Der polnische Linienbus Köln - Olsztyn, preislich vollkommen konkurrenzlos verglichen mit deutschen Reiseunternehmen, soll hier gleich Zwischenstation machen. Äußerlich sehe ich zwar ziemlich ruhig aus, aber im tiefsten Inneren hat meine alte Bekannte namens Paranoia wieder voll von mir Besitz ergriffen.
— Stehen wir hier vielleicht umsonst? — Vielleicht haben wir uns im Tag vertan!? —
        Oder ist der Bus vielleicht statt um elf schon um zehn gefahren? — Er könnte auch
        auf dem Weg hierher verunglückt sein! — …oder er verunglückt gleich mit uns. —
        Was, wenn die Fahrer uns nicht auf ihrer Liste finden? — Sind wir hier überhaupt
        am richtigen Busbahnhof? — Oder vielleicht sogar in der falschen Stadt?      
 
        
        
        
        Foto: Abend am Plautziger See (Jezioro
        Pluski)  bei Allenstein (Olsztyn)
        
Meine Zweifel verflüchtigen sich schneller als die Alkoholfahne des Typen
        neben mir, denn endlich fährt ein polnischer Reisebus holländischer Bauart in der
        schon beträchtlichen Vormittagshitze vor. Ich gehe zu einem der beiden Fahrer und
        frage ihn:
        
        "Äh, entschuldigen Sie, ist das der Bus nach Ollschtinn?" (So
        etwa wird Olsztyn meines Wissens richtig ausgesprochen.)
        
        "Ja, dieser", radebrecht er zurück.

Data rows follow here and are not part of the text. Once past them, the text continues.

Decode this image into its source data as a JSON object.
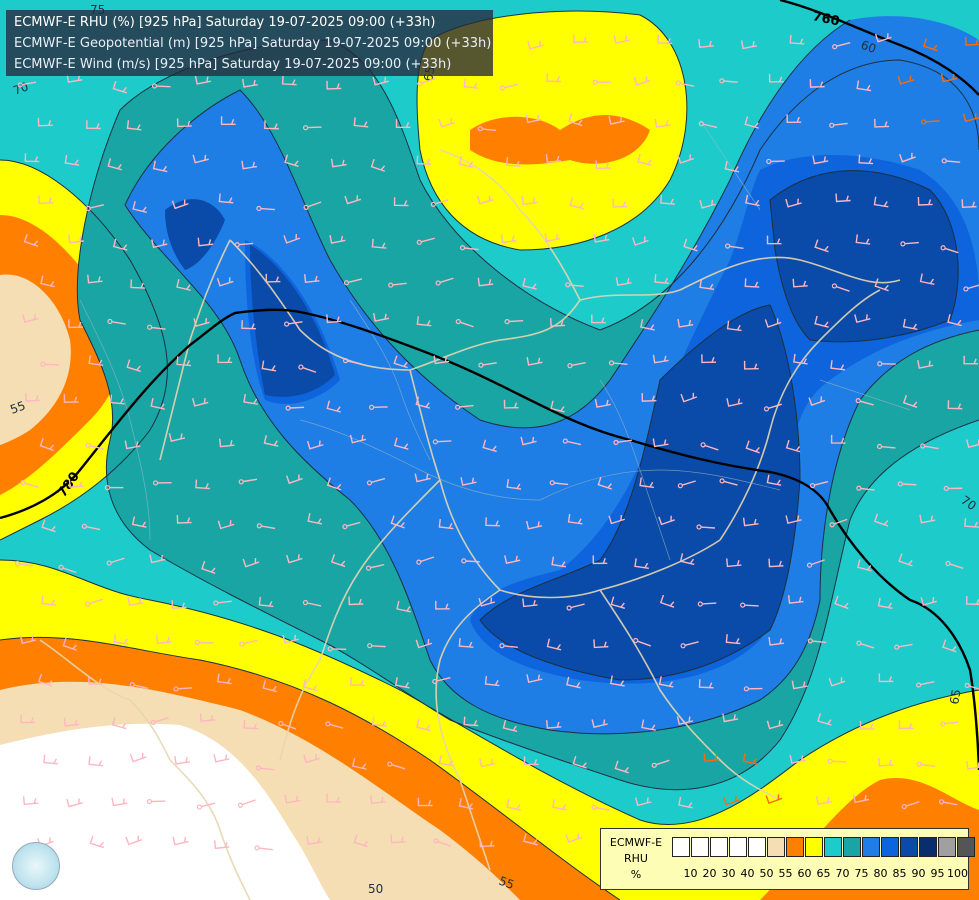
{
  "header": {
    "line1": "ECMWF-E RHU (%) [925 hPa] Saturday 19-07-2025 09:00 (+33h)",
    "line2": "ECMWF-E Geopotential (m) [925 hPa] Saturday 19-07-2025 09:00 (+33h)",
    "line3": "ECMWF-E Wind (m/s) [925 hPa] Saturday 19-07-2025 09:00 (+33h)"
  },
  "legend": {
    "title_line1": "ECMWF-E",
    "title_line2": "RHU",
    "title_line3": "%",
    "ticks": [
      "10",
      "20",
      "30",
      "40",
      "50",
      "55",
      "60",
      "65",
      "70",
      "75",
      "80",
      "85",
      "90",
      "95",
      "100"
    ],
    "colors": [
      "#ffffff",
      "#ffffff",
      "#ffffff",
      "#ffffff",
      "#ffffff",
      "#f5deb3",
      "#ff8000",
      "#ffff00",
      "#1ecbcb",
      "#1aa5a5",
      "#1e7ee6",
      "#0e64dc",
      "#0a4aa8",
      "#0a2d6e",
      "#a0a0a0",
      "#555555"
    ]
  },
  "contour_labels": {
    "geopotential_760": "760",
    "geopotential_780": "780",
    "rhu_75": "75",
    "rhu_70_left": "70",
    "rhu_65_top": "65",
    "rhu_60": "60",
    "rhu_55_left": "55",
    "rhu_70_right": "70",
    "rhu_65_right": "65",
    "rhu_50": "50",
    "rhu_55_bottom": "55"
  },
  "palette": {
    "white": "#ffffff",
    "tan": "#f5deb3",
    "orange": "#ff8000",
    "yellow": "#ffff00",
    "cyan": "#1ecbcb",
    "teal": "#1aa5a5",
    "blue": "#1e7ee6",
    "blue_dark": "#0e64dc",
    "navy": "#0a4aa8",
    "barb_pink": "#ffb6c1",
    "barb_orange": "#ff6a00",
    "border_line": "#e6d6b0"
  }
}
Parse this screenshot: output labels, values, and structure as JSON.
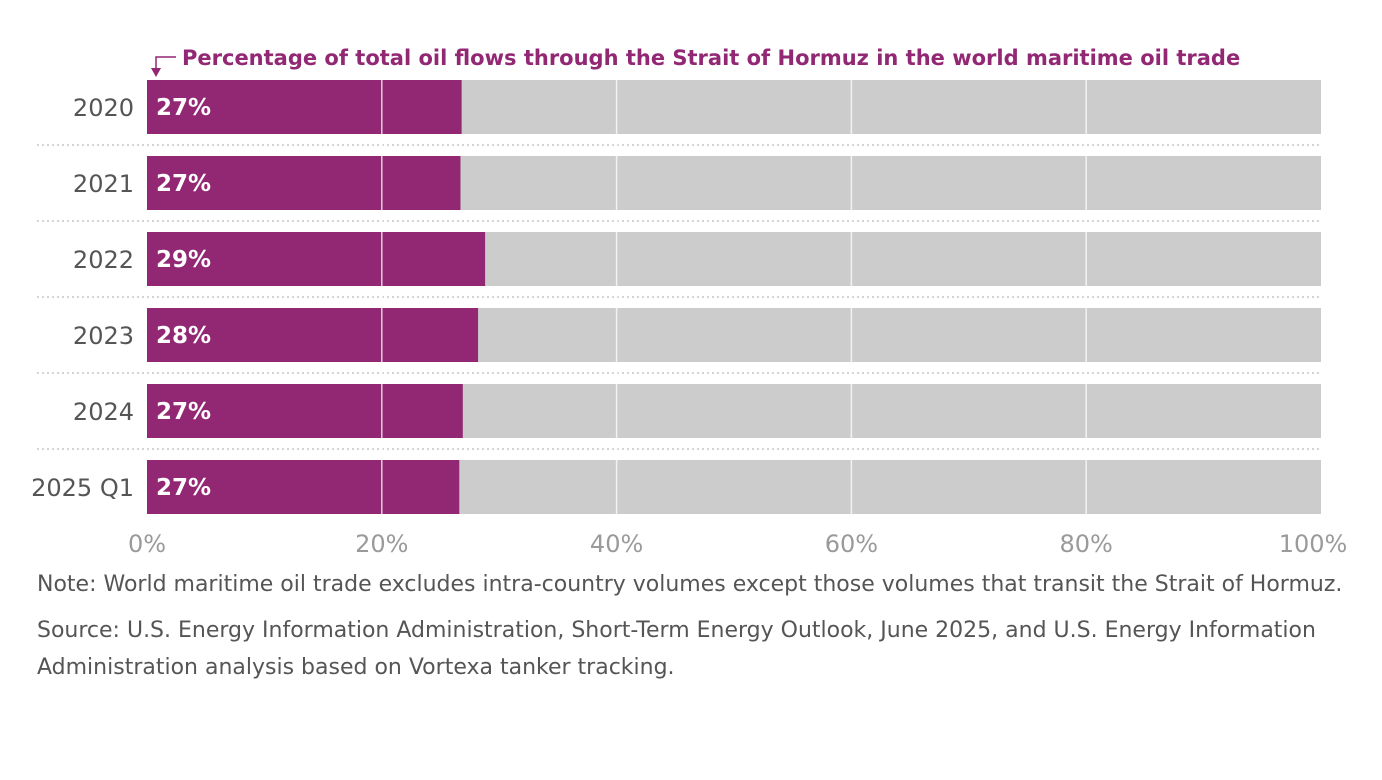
{
  "colors": {
    "bar": "#922774",
    "track": "#cccccc",
    "title": "#922774",
    "grid": "#ffffff",
    "separator": "#bbbbbb"
  },
  "chart_data": {
    "type": "bar",
    "orientation": "horizontal",
    "series_title": "Percentage of total oil flows through the Strait of Hormuz in the world maritime oil trade",
    "categories": [
      "2020",
      "2021",
      "2022",
      "2023",
      "2024",
      "2025 Q1"
    ],
    "values": [
      26.8,
      26.7,
      28.8,
      28.2,
      26.9,
      26.6
    ],
    "value_labels": [
      "27%",
      "27%",
      "29%",
      "28%",
      "27%",
      "27%"
    ],
    "xlim": [
      0,
      100
    ],
    "xticks": [
      0,
      20,
      40,
      60,
      80,
      100
    ],
    "xtick_labels": [
      "0%",
      "20%",
      "40%",
      "60%",
      "80%",
      "100%"
    ],
    "grid": true,
    "background_track": true
  },
  "footnotes": {
    "note": "Note: World maritime oil trade excludes intra-country volumes except those volumes that transit the Strait of Hormuz.",
    "source": "Source: U.S. Energy Information Administration, Short-Term Energy Outlook, June 2025, and U.S. Energy Information Administration analysis based on Vortexa tanker tracking."
  }
}
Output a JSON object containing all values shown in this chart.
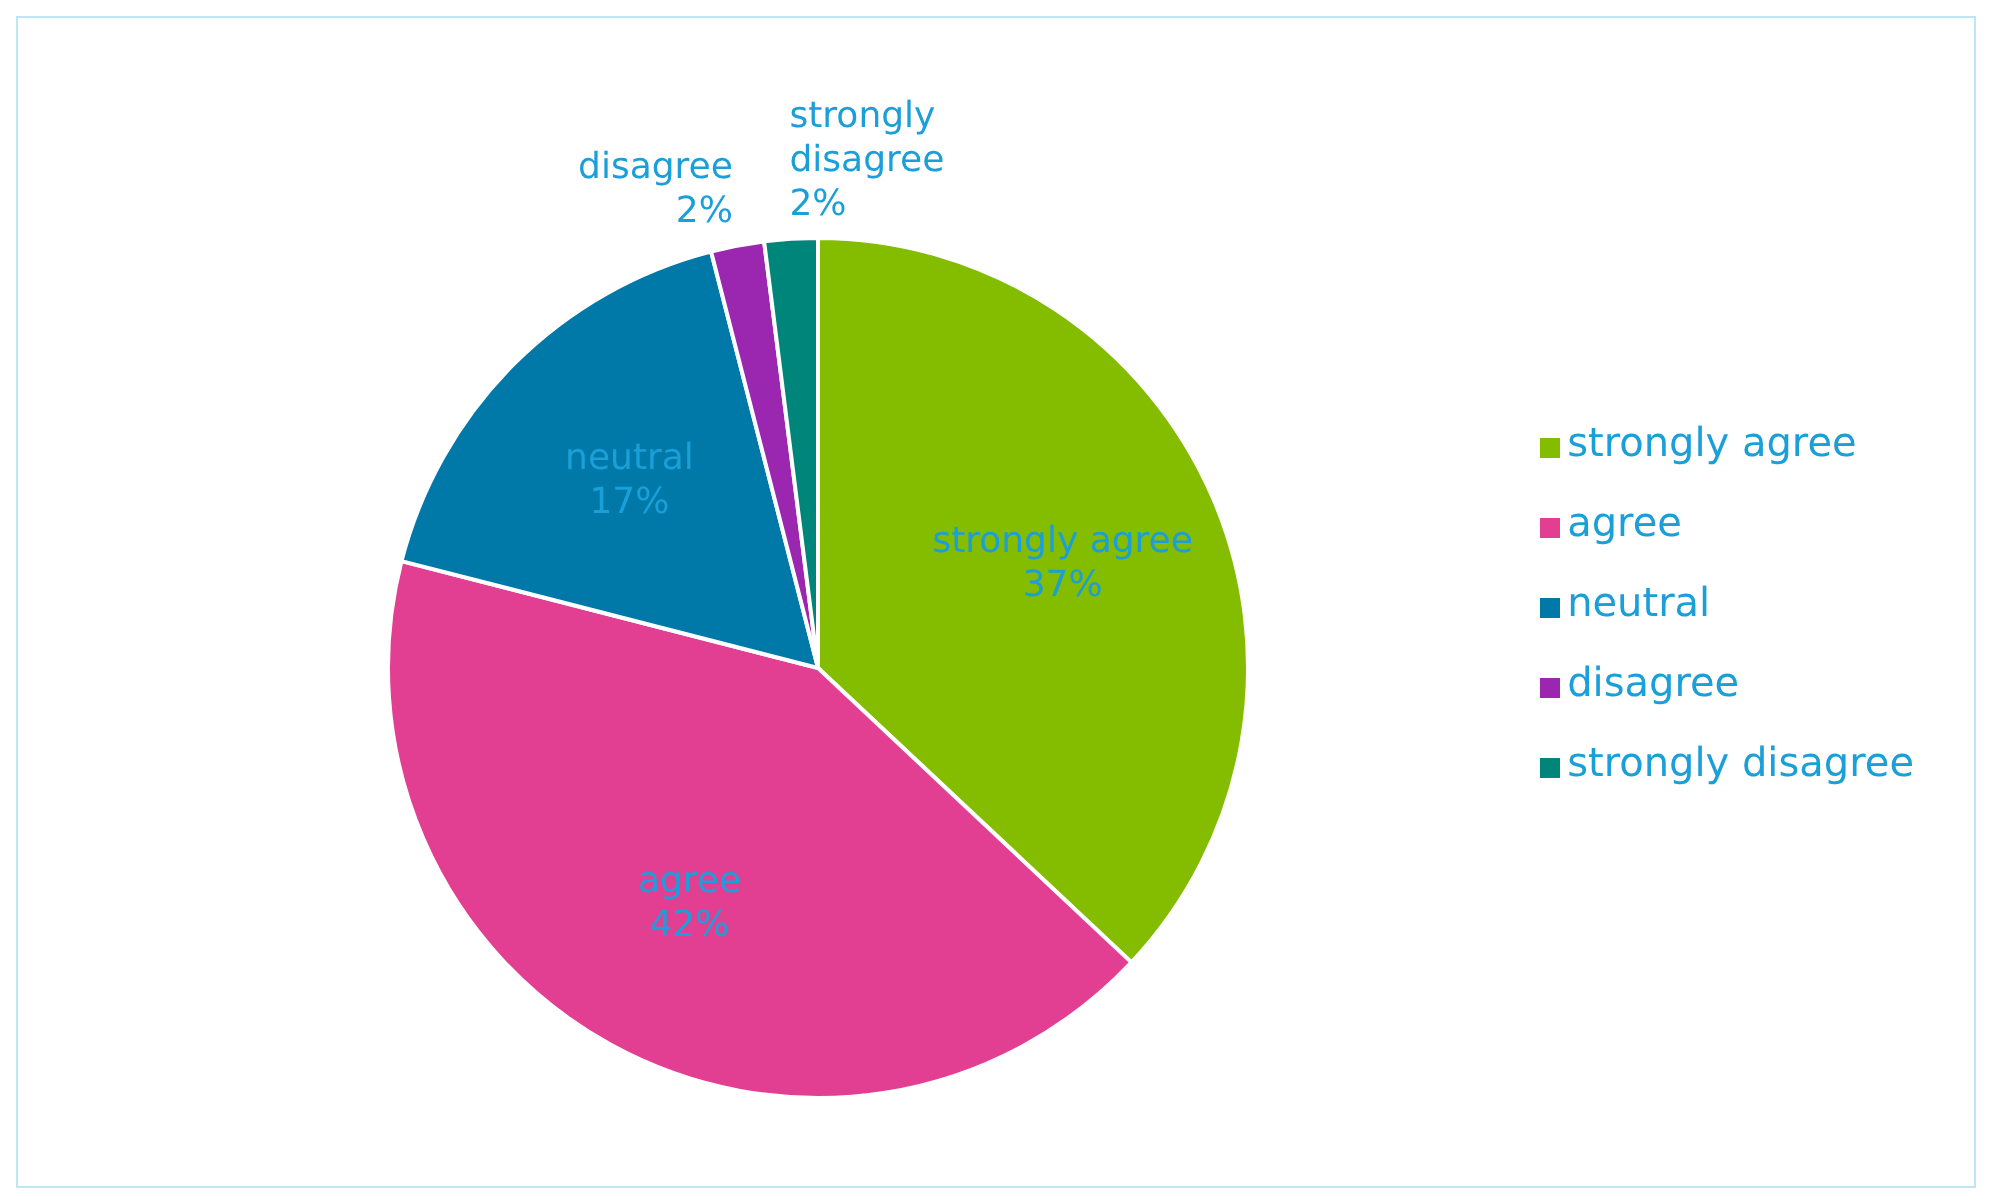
{
  "chart_data": {
    "type": "pie",
    "categories": [
      "strongly agree",
      "agree",
      "neutral",
      "disagree",
      "strongly disagree"
    ],
    "values": [
      37,
      42,
      17,
      2,
      2
    ],
    "colors": [
      "#84bc00",
      "#e23f93",
      "#0079a8",
      "#9b27b0",
      "#00857a"
    ],
    "value_labels": [
      "37%",
      "42%",
      "17%",
      "2%",
      "2%"
    ],
    "legend": "right"
  }
}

        Der andere Fahrer lädt ohne weitere Fragen uns und unser Gepäck in den
        Bus. Wir scheinen im Bus die einzigen gebürtigen Deutschen zu sein. Es ist unglaublich:
        ich dachte immer, mit Deutsch und Englisch, ein paar Brocken Französisch
        und Holländisch könnte man sich eigentlich überall verständigen. Nicht
        wirklich. Man braucht nur über die Grenze zu fahren und schon muss man Glück
        haben, jemanden zu treffen, der noch Deutsch oder schon Englisch kann.
2. Anmerkung
        
        "Ein Zitat":
        In diesem Zusammenhang fiel mir ein Zitat von Julia Kristeva ein, und ich
        konnte besser verstehen, was sie damit gemeint haben könnte:
        "Nicht seine Muttersprache sprechen. In Klängen, Logiken leben, die von dem
        nächtlichen Gedächtnis des Körpers, dem bittersüßen Schlaf der Kindheit
        abgeschnitten sind. Sie in sich tragen wie eine geheime Gruft oder wie ein
        behindertes Kind, geliebt und unnütz – diese Sprache von einst, die verblasst, aber
        euch nie verlässt."
        
        aus: Julia Kristeva: Fremde sind wir uns selbst. Frankfurt am Main: Suhrkamp,1990. (Originalausgabe: Étrangers à nous-mêmes. Librairie Arthème Fayard,1988), S. 24 
Viele Passanten am Bahnhof schauen erst auf die polnischen Aufschriften und auf das Nummernschild des Busses und dann – mir scheint, kälter und abweisender als sonst – auf die Insassen. Den Blick eines dicken alten Manns kann ich problemlos in meinem Kopf synchronisieren: "Polackn! 't suchn die denn hia? Bestimmpt widda so scheiß billige Schwaazabaita! Odda Leute vonne Russenmafia, stantto sowat inne BILLD! Wat hat Harald Schmidt nomma gestern gesacht...?" Wahrscheinlich hat er noch gar nicht gemerkt, dass er den urdeutschen Namen "Kowalczyk" trägt.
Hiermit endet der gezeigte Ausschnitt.